PeterDonis said:
Because for most people, just being able to calculate predictions for the results of experiments, and test them against actual experiments, is not enough. Most people want to be able to tell some kind of story about what is "really happening". And no interpretation of QM gives a story that everyone can accept.
Here is an excerpt from "Einstein's Entanglement: Bell Inequalities, Relativity, and the Qubit" (Oxford UP, 2024):
Quantum information theorist Chris Fuchs writes:
"What is the cause of this year-after-year sacrifice to the 'great mystery?' Whatever it is, it cannot be for want of a self-ordained solution: Go to any meeting, and it is like being in a holy city in great tumult. You will find all the religions with all their priests pitted in holy war ... . They all declare to see the light, the ultimate light. Each tells us that if we will accept their solution as our savior, then we too will see the light."

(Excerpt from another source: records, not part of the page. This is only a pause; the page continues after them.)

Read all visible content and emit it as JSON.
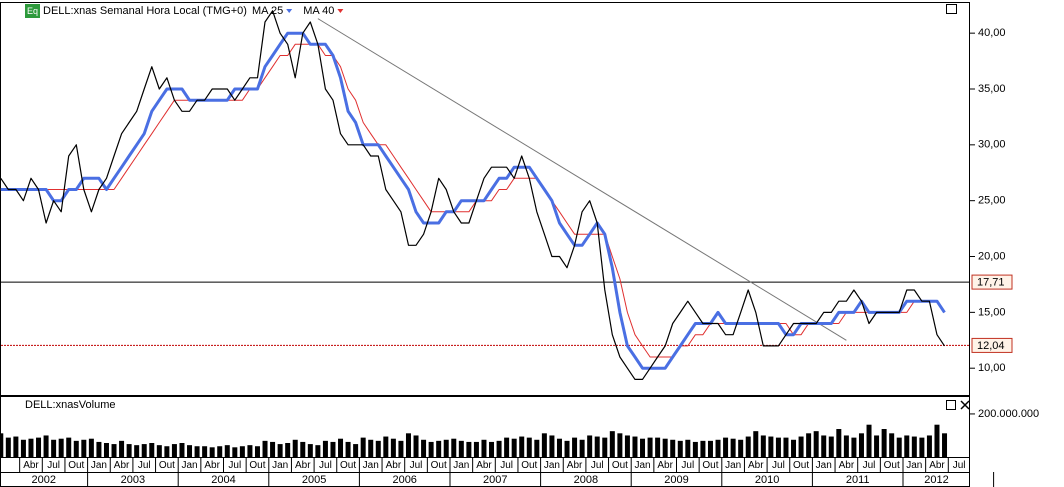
{
  "chart_data": [
    {
      "type": "line",
      "title": "DELL:xnas Semanal Hora Local (TMG+0)",
      "badge": "Eq",
      "categories": [
        "2002-01",
        "2002-02",
        "2002-03",
        "2002-04",
        "2002-05",
        "2002-06",
        "2002-07",
        "2002-08",
        "2002-09",
        "2002-10",
        "2002-11",
        "2002-12",
        "2003-01",
        "2003-02",
        "2003-03",
        "2003-04",
        "2003-05",
        "2003-06",
        "2003-07",
        "2003-08",
        "2003-09",
        "2003-10",
        "2003-11",
        "2003-12",
        "2004-01",
        "2004-02",
        "2004-03",
        "2004-04",
        "2004-05",
        "2004-06",
        "2004-07",
        "2004-08",
        "2004-09",
        "2004-10",
        "2004-11",
        "2004-12",
        "2005-01",
        "2005-02",
        "2005-03",
        "2005-04",
        "2005-05",
        "2005-06",
        "2005-07",
        "2005-08",
        "2005-09",
        "2005-10",
        "2005-11",
        "2005-12",
        "2006-01",
        "2006-02",
        "2006-03",
        "2006-04",
        "2006-05",
        "2006-06",
        "2006-07",
        "2006-08",
        "2006-09",
        "2006-10",
        "2006-11",
        "2006-12",
        "2007-01",
        "2007-02",
        "2007-03",
        "2007-04",
        "2007-05",
        "2007-06",
        "2007-07",
        "2007-08",
        "2007-09",
        "2007-10",
        "2007-11",
        "2007-12",
        "2008-01",
        "2008-02",
        "2008-03",
        "2008-04",
        "2008-05",
        "2008-06",
        "2008-07",
        "2008-08",
        "2008-09",
        "2008-10",
        "2008-11",
        "2008-12",
        "2009-01",
        "2009-02",
        "2009-03",
        "2009-04",
        "2009-05",
        "2009-06",
        "2009-07",
        "2009-08",
        "2009-09",
        "2009-10",
        "2009-11",
        "2009-12",
        "2010-01",
        "2010-02",
        "2010-03",
        "2010-04",
        "2010-05",
        "2010-06",
        "2010-07",
        "2010-08",
        "2010-09",
        "2010-10",
        "2010-11",
        "2010-12",
        "2011-01",
        "2011-02",
        "2011-03",
        "2011-04",
        "2011-05",
        "2011-06",
        "2011-07",
        "2011-08",
        "2011-09",
        "2011-10",
        "2011-11",
        "2011-12",
        "2012-01",
        "2012-02",
        "2012-03",
        "2012-04",
        "2012-05",
        "2012-06"
      ],
      "series": [
        {
          "color": "#000000",
          "values": [
            27,
            26,
            26,
            25,
            27,
            26,
            23,
            25,
            24,
            29,
            30,
            26,
            24,
            26,
            27,
            29,
            31,
            32,
            33,
            35,
            37,
            35,
            36,
            34,
            33,
            33,
            34,
            34,
            35,
            35,
            35,
            34,
            35,
            36,
            36,
            41,
            42,
            40,
            39,
            36,
            40,
            41,
            39,
            35,
            34,
            31,
            30,
            30,
            30,
            29,
            29,
            26,
            25,
            24,
            21,
            21,
            22,
            24,
            27,
            26,
            24,
            23,
            23,
            25,
            27,
            28,
            28,
            28,
            27,
            29,
            27,
            24,
            22,
            20,
            20,
            19,
            21,
            24,
            25,
            23,
            17,
            13,
            11,
            10,
            9,
            9,
            10,
            11,
            12,
            14,
            15,
            16,
            15,
            14,
            14,
            14,
            13,
            13,
            15,
            17,
            15,
            12,
            12,
            12,
            13,
            14,
            14,
            14,
            14,
            15,
            15,
            16,
            16,
            17,
            16,
            14,
            15,
            15,
            15,
            15,
            17,
            17,
            16,
            16,
            13,
            12
          ]
        },
        {
          "name": "MA 25",
          "color": "#4a6fe3",
          "values": [
            26,
            26,
            26,
            26,
            26,
            26,
            26,
            25,
            25,
            26,
            26,
            27,
            27,
            27,
            26,
            27,
            28,
            29,
            30,
            31,
            33,
            34,
            35,
            35,
            35,
            34,
            34,
            34,
            34,
            34,
            34,
            35,
            35,
            35,
            35,
            37,
            38,
            39,
            40,
            40,
            40,
            39,
            39,
            39,
            38,
            36,
            33,
            32,
            30,
            30,
            30,
            29,
            28,
            27,
            26,
            24,
            23,
            23,
            23,
            24,
            24,
            25,
            25,
            25,
            25,
            26,
            27,
            27,
            28,
            28,
            28,
            27,
            26,
            25,
            23,
            22,
            21,
            21,
            22,
            23,
            22,
            19,
            15,
            12,
            11,
            10,
            10,
            10,
            10,
            11,
            12,
            13,
            14,
            14,
            14,
            15,
            14,
            14,
            14,
            14,
            14,
            14,
            14,
            14,
            13,
            13,
            14,
            14,
            14,
            14,
            14,
            15,
            15,
            15,
            16,
            15,
            15,
            15,
            15,
            15,
            16,
            16,
            16,
            16,
            16,
            15
          ]
        },
        {
          "name": "MA 40",
          "color": "#e03030",
          "values": [
            26,
            26,
            26,
            26,
            26,
            26,
            26,
            26,
            26,
            26,
            26,
            26,
            26,
            26,
            26,
            26,
            27,
            28,
            29,
            30,
            31,
            32,
            33,
            34,
            34,
            34,
            34,
            34,
            34,
            34,
            34,
            34,
            34,
            35,
            35,
            36,
            37,
            38,
            38,
            39,
            39,
            39,
            39,
            38,
            38,
            37,
            35,
            34,
            32,
            31,
            30,
            30,
            29,
            28,
            27,
            26,
            25,
            24,
            24,
            24,
            24,
            24,
            24,
            25,
            25,
            25,
            26,
            26,
            27,
            27,
            27,
            27,
            26,
            25,
            24,
            23,
            22,
            22,
            22,
            22,
            22,
            20,
            18,
            15,
            13,
            12,
            11,
            11,
            11,
            11,
            12,
            12,
            13,
            13,
            14,
            14,
            14,
            14,
            14,
            14,
            14,
            14,
            14,
            14,
            14,
            13,
            13,
            14,
            14,
            14,
            14,
            14,
            15,
            15,
            15,
            15,
            15,
            15,
            15,
            15,
            15,
            16,
            16,
            16,
            16,
            15
          ]
        }
      ],
      "ylim": [
        7.6,
        42.7
      ],
      "yticks": [
        {
          "value": 10,
          "label": "10,00"
        },
        {
          "value": 15,
          "label": "15,00"
        },
        {
          "value": 20,
          "label": "20,00"
        },
        {
          "value": 25,
          "label": "25,00"
        },
        {
          "value": 30,
          "label": "30,00"
        },
        {
          "value": 35,
          "label": "35,00"
        },
        {
          "value": 40,
          "label": "40,00"
        }
      ],
      "levels": [
        {
          "value": 17.71,
          "label": "17,71",
          "color": "#000000"
        },
        {
          "value": 12.04,
          "label": "12,04",
          "color": "#c00000"
        }
      ],
      "trendline": {
        "x": [
          "2005-07",
          "2011-05"
        ],
        "y": [
          41.3,
          12.5
        ]
      },
      "quarter_labels": [
        "Abr",
        "Jul",
        "Out",
        "Jan",
        "Abr",
        "Jul",
        "Out",
        "Jan",
        "Abr",
        "Jul",
        "Out",
        "Jan",
        "Abr",
        "Jul",
        "Out",
        "Jan",
        "Abr",
        "Jul",
        "Out",
        "Jan",
        "Abr",
        "Jul",
        "Out",
        "Jan",
        "Abr",
        "Jul",
        "Out",
        "Jan",
        "Abr",
        "Jul",
        "Out",
        "Jan",
        "Abr",
        "Jul",
        "Out",
        "Jan",
        "Abr",
        "Jul",
        "Out",
        "Jan",
        "Abr",
        "Jul"
      ],
      "year_labels": [
        "2002",
        "2003",
        "2004",
        "2005",
        "2006",
        "2007",
        "2008",
        "2009",
        "2010",
        "2011",
        "2012"
      ]
    },
    {
      "type": "bar",
      "title": "DELL:xnasVolume",
      "color": "#000000",
      "values": [
        110000000.0,
        90000000.0,
        95000000.0,
        80000000.0,
        85000000.0,
        90000000.0,
        100000000.0,
        80000000.0,
        85000000.0,
        90000000.0,
        75000000.0,
        80000000.0,
        85000000.0,
        70000000.0,
        65000000.0,
        60000000.0,
        75000000.0,
        60000000.0,
        55000000.0,
        60000000.0,
        65000000.0,
        55000000.0,
        50000000.0,
        60000000.0,
        65000000.0,
        55000000.0,
        50000000.0,
        50000000.0,
        45000000.0,
        50000000.0,
        55000000.0,
        45000000.0,
        50000000.0,
        55000000.0,
        50000000.0,
        75000000.0,
        70000000.0,
        60000000.0,
        65000000.0,
        80000000.0,
        70000000.0,
        60000000.0,
        55000000.0,
        75000000.0,
        70000000.0,
        85000000.0,
        70000000.0,
        60000000.0,
        90000000.0,
        80000000.0,
        75000000.0,
        95000000.0,
        85000000.0,
        75000000.0,
        110000000.0,
        100000000.0,
        80000000.0,
        70000000.0,
        75000000.0,
        80000000.0,
        85000000.0,
        75000000.0,
        70000000.0,
        70000000.0,
        80000000.0,
        70000000.0,
        75000000.0,
        90000000.0,
        85000000.0,
        95000000.0,
        90000000.0,
        80000000.0,
        110000000.0,
        100000000.0,
        85000000.0,
        75000000.0,
        90000000.0,
        80000000.0,
        100000000.0,
        95000000.0,
        90000000.0,
        120000000.0,
        110000000.0,
        100000000.0,
        95000000.0,
        85000000.0,
        90000000.0,
        90000000.0,
        85000000.0,
        80000000.0,
        75000000.0,
        80000000.0,
        70000000.0,
        75000000.0,
        75000000.0,
        80000000.0,
        90000000.0,
        85000000.0,
        80000000.0,
        95000000.0,
        120000000.0,
        100000000.0,
        95000000.0,
        90000000.0,
        90000000.0,
        80000000.0,
        95000000.0,
        110000000.0,
        120000000.0,
        100000000.0,
        95000000.0,
        130000000.0,
        100000000.0,
        90000000.0,
        110000000.0,
        150000000.0,
        100000000.0,
        130000000.0,
        110000000.0,
        90000000.0,
        100000000.0,
        95000000.0,
        90000000.0,
        100000000.0,
        150000000.0,
        110000000.0
      ],
      "ylim": [
        0,
        274000000
      ],
      "yticks": [
        {
          "value": 200000000,
          "label": "200.000.000"
        }
      ]
    }
  ]
}
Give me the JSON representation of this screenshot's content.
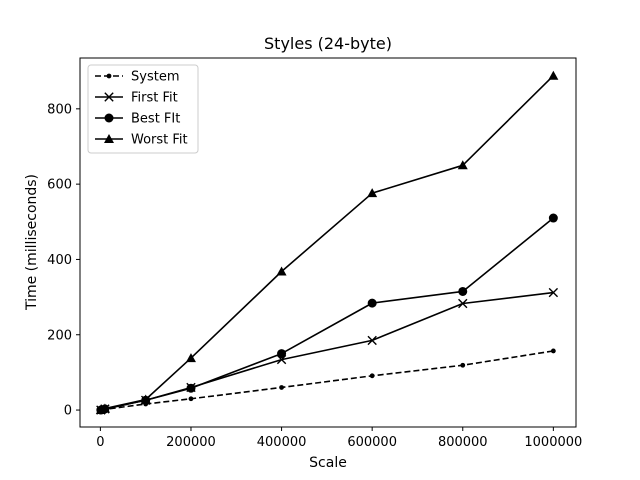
{
  "chart_data": {
    "type": "line",
    "title": "Styles (24-byte)",
    "xlabel": "Scale",
    "ylabel": "Time (milliseconds)",
    "xlim": [
      -45000,
      1050000
    ],
    "ylim": [
      -45,
      935
    ],
    "xticks": [
      0,
      200000,
      400000,
      600000,
      800000,
      1000000
    ],
    "xtick_labels": [
      "0",
      "200000",
      "400000",
      "600000",
      "800000",
      "1000000"
    ],
    "yticks": [
      0,
      200,
      400,
      600,
      800
    ],
    "ytick_labels": [
      "0",
      "200",
      "400",
      "600",
      "800"
    ],
    "grid": false,
    "legend_position": "upper left",
    "x": [
      1000,
      10000,
      100000,
      200000,
      400000,
      600000,
      800000,
      1000000
    ],
    "series": [
      {
        "name": "System",
        "linestyle": "dashed",
        "marker": "small-dot",
        "color": "#000000",
        "values": [
          0,
          2,
          16,
          30,
          60,
          91,
          119,
          157
        ]
      },
      {
        "name": "First Fit",
        "linestyle": "solid",
        "marker": "x",
        "color": "#000000",
        "values": [
          0,
          3,
          26,
          60,
          134,
          185,
          283,
          312
        ]
      },
      {
        "name": "Best FIt",
        "linestyle": "solid",
        "marker": "circle",
        "color": "#000000",
        "values": [
          0,
          3,
          26,
          58,
          150,
          284,
          315,
          510
        ]
      },
      {
        "name": "Worst Fit",
        "linestyle": "solid",
        "marker": "triangle",
        "color": "#000000",
        "values": [
          0,
          4,
          28,
          138,
          368,
          576,
          650,
          888
        ]
      }
    ]
  }
}
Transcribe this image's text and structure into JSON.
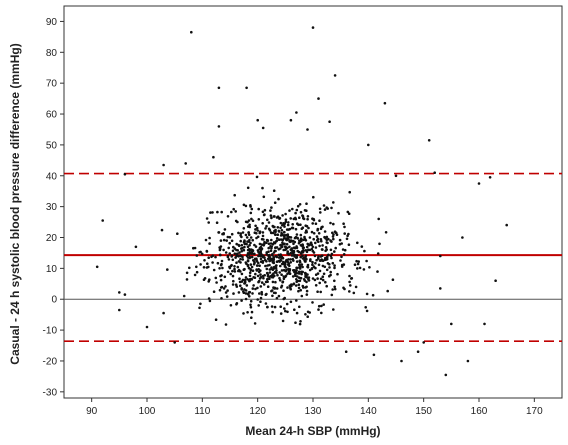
{
  "chart_data": {
    "type": "scatter",
    "title": "",
    "xlabel": "Mean 24-h SBP (mmHg)",
    "ylabel": "Casual - 24 h systolic blood pressure difference (mmHg)",
    "xlim": [
      85,
      175
    ],
    "ylim": [
      -32,
      95
    ],
    "xticks": [
      90,
      100,
      110,
      120,
      130,
      140,
      150,
      160,
      170
    ],
    "yticks": [
      -30,
      -20,
      -10,
      0,
      10,
      20,
      30,
      40,
      50,
      60,
      70,
      80,
      90
    ],
    "grid": false,
    "reference_lines": [
      {
        "name": "zero",
        "y": 0,
        "style": "solid",
        "color": "#555555"
      },
      {
        "name": "mean-difference",
        "y": 14.3,
        "style": "solid",
        "color": "#c00000"
      },
      {
        "name": "upper-limit-of-agreement",
        "y": 40.7,
        "style": "dashed",
        "color": "#c00000"
      },
      {
        "name": "lower-limit-of-agreement",
        "y": -13.6,
        "style": "dashed",
        "color": "#c00000"
      }
    ],
    "points": [
      [
        108,
        86.5
      ],
      [
        130,
        88
      ],
      [
        134,
        72.5
      ],
      [
        113,
        68.5
      ],
      [
        118,
        68.5
      ],
      [
        131,
        65
      ],
      [
        143,
        63.5
      ],
      [
        127,
        60.5
      ],
      [
        120,
        58
      ],
      [
        126,
        58
      ],
      [
        133,
        57.5
      ],
      [
        113,
        56
      ],
      [
        121,
        55.5
      ],
      [
        129,
        55
      ],
      [
        151,
        51.5
      ],
      [
        140,
        50
      ],
      [
        107,
        44
      ],
      [
        103,
        43.5
      ],
      [
        112,
        46
      ],
      [
        145,
        40
      ],
      [
        152,
        41
      ],
      [
        96,
        40.5
      ],
      [
        91,
        10.5
      ],
      [
        92,
        25.5
      ],
      [
        95,
        2.2
      ],
      [
        95,
        -3.5
      ],
      [
        96,
        1.5
      ],
      [
        98,
        17
      ],
      [
        153,
        14
      ],
      [
        153,
        3.5
      ],
      [
        155,
        -8
      ],
      [
        157,
        20
      ],
      [
        161,
        -8
      ],
      [
        163,
        6
      ],
      [
        165,
        24
      ],
      [
        160,
        37.5
      ],
      [
        162,
        39.5
      ],
      [
        154,
        -24.5
      ],
      [
        158,
        -20
      ],
      [
        149,
        -17
      ],
      [
        146,
        -20
      ],
      [
        141,
        -18
      ],
      [
        136,
        -17
      ],
      [
        150,
        -14
      ],
      [
        105,
        -14
      ],
      [
        103,
        -4.5
      ],
      [
        100,
        -9
      ]
    ],
    "cluster": {
      "n": 1050,
      "x_center": 124,
      "x_spread": 9.5,
      "y_center": 14,
      "y_spread": 11.5,
      "x_range": [
        97,
        152
      ],
      "y_range": [
        -20,
        54
      ],
      "seed": 7
    },
    "colors": {
      "points": "#111111",
      "limits": "#c00000",
      "zero_line": "#555555",
      "axes": "#333333"
    }
  }
}
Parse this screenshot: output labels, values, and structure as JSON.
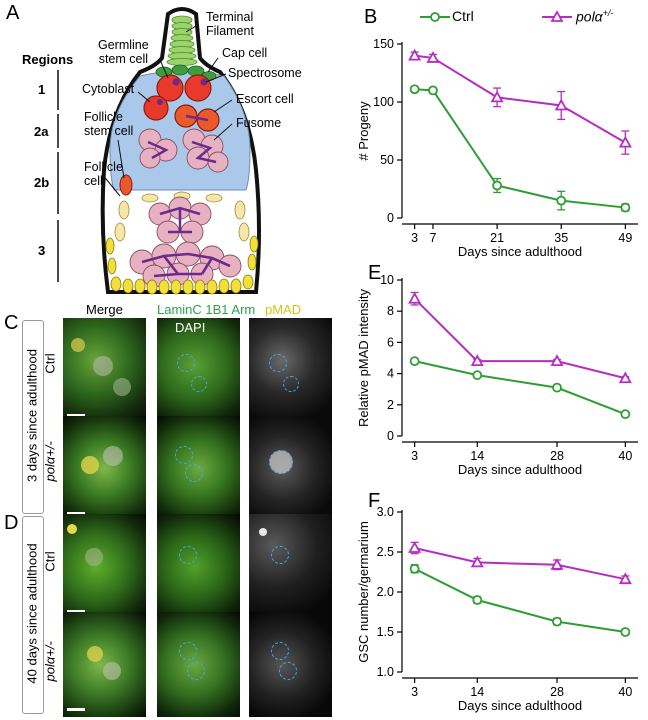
{
  "panel_letters": {
    "a": "A",
    "b": "B",
    "c": "C",
    "d": "D",
    "e": "E",
    "f": "F"
  },
  "diagram": {
    "regions_title": "Regions",
    "regions": [
      "1",
      "2a",
      "2b",
      "3"
    ],
    "labels": {
      "terminal_filament": "Terminal\nFilament",
      "germline_stem_cell": "Germline\nstem cell",
      "cap_cell": "Cap cell",
      "spectrosome": "Spectrosome",
      "cytoblast": "Cytoblast",
      "escort_cell": "Escort cell",
      "follicle_stem_cell": "Follicle\nstem cell",
      "fusome": "Fusome",
      "follicle_cell": "Follicle\ncell"
    }
  },
  "images": {
    "column_headers": {
      "merge": "Merge",
      "lamin": "LaminC 1B1 Arm",
      "dapi": "DAPI",
      "pmad": "pMAD"
    },
    "colors": {
      "lamin": "#2ca24a",
      "pmad": "#e8d43a"
    },
    "group_c_label": "3 days since adulthood",
    "group_d_label": "40 days since adulthood",
    "row_labels": [
      "Ctrl",
      "polα+/-",
      "Ctrl",
      "polα+/-"
    ]
  },
  "legend": {
    "ctrl": "Ctrl",
    "pol_base": "polα",
    "pol_sup": "+/-"
  },
  "colors": {
    "ctrl": "#2e9e33",
    "pol": "#b62cc1"
  },
  "chart_data": [
    {
      "panel": "B",
      "type": "line",
      "xlabel": "Days since adulthood",
      "ylabel": "# Progeny",
      "x": [
        3,
        7,
        21,
        35,
        49
      ],
      "ylim": [
        0,
        150
      ],
      "yticks": [
        0,
        50,
        100,
        150
      ],
      "series": [
        {
          "name": "Ctrl",
          "values": [
            111,
            110,
            28,
            15,
            9
          ],
          "err": [
            2,
            2,
            6,
            8,
            3
          ]
        },
        {
          "name": "polα+/-",
          "values": [
            140,
            138,
            104,
            97,
            65
          ],
          "err": [
            3,
            3,
            8,
            12,
            10
          ]
        }
      ]
    },
    {
      "panel": "E",
      "type": "line",
      "xlabel": "Days since adulthood",
      "ylabel": "Relative pMAD intensity",
      "x": [
        3,
        14,
        28,
        40
      ],
      "ylim": [
        0,
        10
      ],
      "yticks": [
        0,
        2,
        4,
        6,
        8,
        10
      ],
      "series": [
        {
          "name": "Ctrl",
          "values": [
            4.8,
            3.9,
            3.1,
            1.4
          ],
          "err": [
            0.1,
            0.1,
            0.1,
            0.1
          ]
        },
        {
          "name": "polα+/-",
          "values": [
            8.8,
            4.8,
            4.8,
            3.7
          ],
          "err": [
            0.4,
            0.1,
            0.1,
            0.1
          ]
        }
      ]
    },
    {
      "panel": "F",
      "type": "line",
      "xlabel": "Days since adulthood",
      "ylabel": "GSC number/germarium",
      "x": [
        3,
        14,
        28,
        40
      ],
      "ylim": [
        1.0,
        3.0
      ],
      "yticks": [
        1.0,
        1.5,
        2.0,
        2.5,
        3.0
      ],
      "series": [
        {
          "name": "Ctrl",
          "values": [
            2.29,
            1.9,
            1.63,
            1.5
          ],
          "err": [
            0.05,
            0.04,
            0.04,
            0.03
          ]
        },
        {
          "name": "polα+/-",
          "values": [
            2.55,
            2.37,
            2.34,
            2.16
          ],
          "err": [
            0.07,
            0.05,
            0.06,
            0.04
          ]
        }
      ]
    }
  ]
}
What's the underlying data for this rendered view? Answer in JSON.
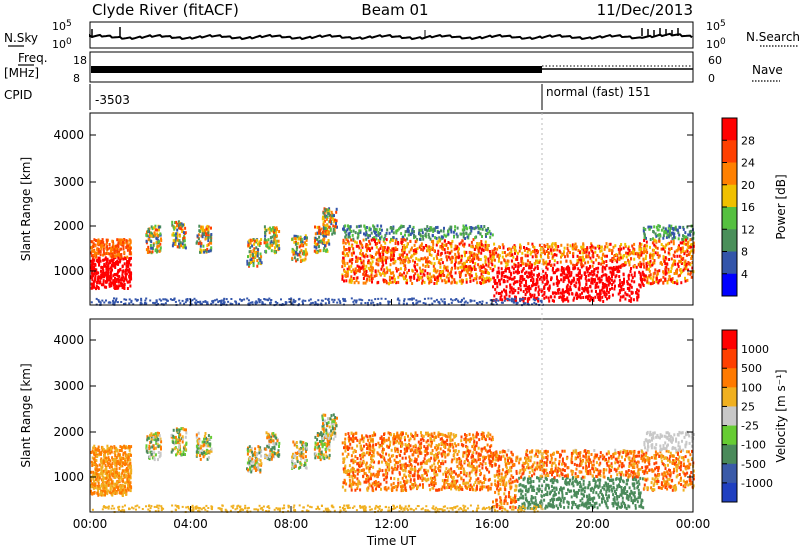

As Fuchs noted, the story from each "religion" is always, "Just give up [blank] and the mystery disappears!" Unfortunately for its advocates, everyone else considers [blank] essential to causal explanation. Maudlin agrees. Concerning what each "religion" says about the other, he writes:
"They may correctly note that according to every one of their rival theories, God was malicious, and having thus eliminated every other possibility, claim their own theory the victor. The problem is that *every* partisan can argue in this way since *every* theory posits some funny business on the part of the Deity."